A Film Review of Shall We Dance

'Trust and Enjoy': for there's no other way


          Many of us would like to learn to dance, whether figuratively or literally. Boxed in to our routines -- even if freely chosen and useful to others -- we wish we could somehow transcend the ordinary. At least, these reviewers do. Such is the situation for Shohei Sugiyama, as well, the central character in the delightful Japanese movie, Shall We Dance?.

         The story is simple, yet elegant, a parable of a decent, hardworking middle manager in a Japanese company who discovers a new joie de vivre (joy in living) through dance. Sugiyama was married at twenty, a father at thirty, and the owner of a house with a garden by the time he is forty. Dedicated to his work, he leaves early in the morning (after being shown praying alone for his breakfast) and comes home late many evenings. Sugiyama doesn't even take time out to go drinking with his work team, as is the custom in Japan. Having a loving wife and daughter, he knows that his life should be thought fulfilling. But it is not.

            Sugiyama is depressed -- depressed until he discovers ballroom dancing! If you think this incongruous, so too did the largely Japanese-American audience with whom we saw the film. They laughed uproariously through much of the movie. The opening subtitles tell us that in Japan, ballroom dancing is regarded with great suspicion and dancing before others is embarrassing. (Does this sound familiar to certain Swedish Covenanters?)

            To take up dancing does not come easily for our hero. He feels the need to sneak up the stairs to the school. It is as if he were having an affair, though he is not. Too embarrassed to tell either his wife or his co-workers, Sugiyama nevertheless slowly learns to trust his body to the music. And the result eventually pleases all around him, his wife and daughter included, as it will please you.

            Sugiyama is attracted to the dance studio when he sees a beautiful, but lonely, woman staring out its window. The mystery is alluring. The woman, Mai, is extraordinarily graceful, but as a disappointed, former dance competitor, her dancing is all seriousness. Her "play" is but work; it's a job. Moreover, as she later admits, she has always done it "alone." But as Mai becomes Sugiyama's teacher, both discover that dance requires a lightness of spirit and a trust in one's co-dancers. Mai helps Sugiyawa and his partner prepare for a dance competition, and in the process discovers in herself the dance of life again. "The splendor of dance," she writes Sugiyama, "is when you trust and enjoy. You taught me that."

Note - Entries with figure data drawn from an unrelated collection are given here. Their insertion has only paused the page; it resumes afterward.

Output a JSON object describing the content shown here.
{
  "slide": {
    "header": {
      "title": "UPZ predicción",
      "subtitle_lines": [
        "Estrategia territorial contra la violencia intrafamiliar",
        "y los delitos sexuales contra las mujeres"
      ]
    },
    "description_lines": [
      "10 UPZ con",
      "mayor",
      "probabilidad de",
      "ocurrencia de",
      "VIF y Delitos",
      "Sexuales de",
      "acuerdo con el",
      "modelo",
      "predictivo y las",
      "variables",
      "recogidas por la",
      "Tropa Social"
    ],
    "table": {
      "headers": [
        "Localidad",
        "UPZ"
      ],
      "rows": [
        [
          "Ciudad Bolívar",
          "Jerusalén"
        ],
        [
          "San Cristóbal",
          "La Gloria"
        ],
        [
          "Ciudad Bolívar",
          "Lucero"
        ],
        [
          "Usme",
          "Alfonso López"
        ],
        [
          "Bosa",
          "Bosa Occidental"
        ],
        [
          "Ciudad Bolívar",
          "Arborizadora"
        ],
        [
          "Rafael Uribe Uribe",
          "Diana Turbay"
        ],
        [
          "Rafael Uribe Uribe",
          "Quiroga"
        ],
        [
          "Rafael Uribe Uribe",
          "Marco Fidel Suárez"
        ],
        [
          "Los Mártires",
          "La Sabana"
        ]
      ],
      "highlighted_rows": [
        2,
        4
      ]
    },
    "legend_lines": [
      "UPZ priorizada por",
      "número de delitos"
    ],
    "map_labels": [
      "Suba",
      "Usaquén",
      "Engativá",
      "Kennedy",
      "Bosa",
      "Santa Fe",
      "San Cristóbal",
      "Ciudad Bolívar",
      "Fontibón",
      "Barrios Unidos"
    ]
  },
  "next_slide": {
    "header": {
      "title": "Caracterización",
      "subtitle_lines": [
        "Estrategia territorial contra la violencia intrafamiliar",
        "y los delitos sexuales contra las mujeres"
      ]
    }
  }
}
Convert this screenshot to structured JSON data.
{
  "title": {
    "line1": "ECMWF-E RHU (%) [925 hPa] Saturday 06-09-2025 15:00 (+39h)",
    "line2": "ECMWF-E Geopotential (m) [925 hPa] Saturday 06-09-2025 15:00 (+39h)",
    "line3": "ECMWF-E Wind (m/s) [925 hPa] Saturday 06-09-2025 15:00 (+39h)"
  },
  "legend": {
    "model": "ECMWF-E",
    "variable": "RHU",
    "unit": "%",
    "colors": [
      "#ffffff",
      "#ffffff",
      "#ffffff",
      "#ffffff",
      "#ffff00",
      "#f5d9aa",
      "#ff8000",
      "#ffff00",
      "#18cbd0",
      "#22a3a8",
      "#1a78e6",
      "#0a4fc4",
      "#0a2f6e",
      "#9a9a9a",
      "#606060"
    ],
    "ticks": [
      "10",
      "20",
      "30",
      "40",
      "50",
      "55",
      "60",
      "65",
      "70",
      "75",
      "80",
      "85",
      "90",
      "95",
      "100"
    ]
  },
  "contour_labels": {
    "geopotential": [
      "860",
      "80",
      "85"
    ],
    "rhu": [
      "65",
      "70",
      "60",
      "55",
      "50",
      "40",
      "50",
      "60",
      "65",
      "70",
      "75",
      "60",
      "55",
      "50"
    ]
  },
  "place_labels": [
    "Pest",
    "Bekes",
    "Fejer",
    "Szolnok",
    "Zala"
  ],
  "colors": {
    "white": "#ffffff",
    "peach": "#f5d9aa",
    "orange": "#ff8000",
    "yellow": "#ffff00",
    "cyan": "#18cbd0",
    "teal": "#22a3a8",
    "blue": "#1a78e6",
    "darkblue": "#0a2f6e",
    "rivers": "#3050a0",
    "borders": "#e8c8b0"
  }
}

            Many of us have been taught to "trust and obey." There is, according to the traditional hymn, "no other way." However, Shall We Dance? portrays a profound option, the other side of the coin. We must also learn to enjoy life as God's gift to us. Perhaps our society is less routinized than the Japanese. Perhaps we are less reserved and work slightly fewer hours each week. But relationships come difficult for many of us (particularly those of us who are male). And a life of obligation and goal-setting is all too common and proves equally incomplete.

            To enjoy life -- to trust one's self to its music -- one need not take up ballroom dancing. But whether its swimming or kite flying, listening to Mozart or reading Snow Falling on Cedars, meditating or dancing, we become more fully human as we give ourselves over to the music of life. (In our household, Cathy is trying to teach Rob something of the pleasure of dance, while Rob hopes Cathy can have her spirits buoyed also by seeing U.S.C. win in football (an all too infrequent event these days).

            Harvey Cox has written on our life's lack of balance. In our bureaucratic and industrial society, he thinks, many of us have contracted the cultural and religious equivalent of leukemia. The balance between the white and red blood cells has been lost, the white cells even cannibalizing the red ones. The result, eventually, is death. Writing in The Seduction of the Spirit, Cox opines, "life for me is a two-step saraband of creating and letting be, of making and simply enjoying, of molding and then being molded, of work and play, prayer and politics, telling and listening. If you reduce it to a one-step, you might just as well stop the music, because it isn't really a dance any more." (p,51) Shall we dance?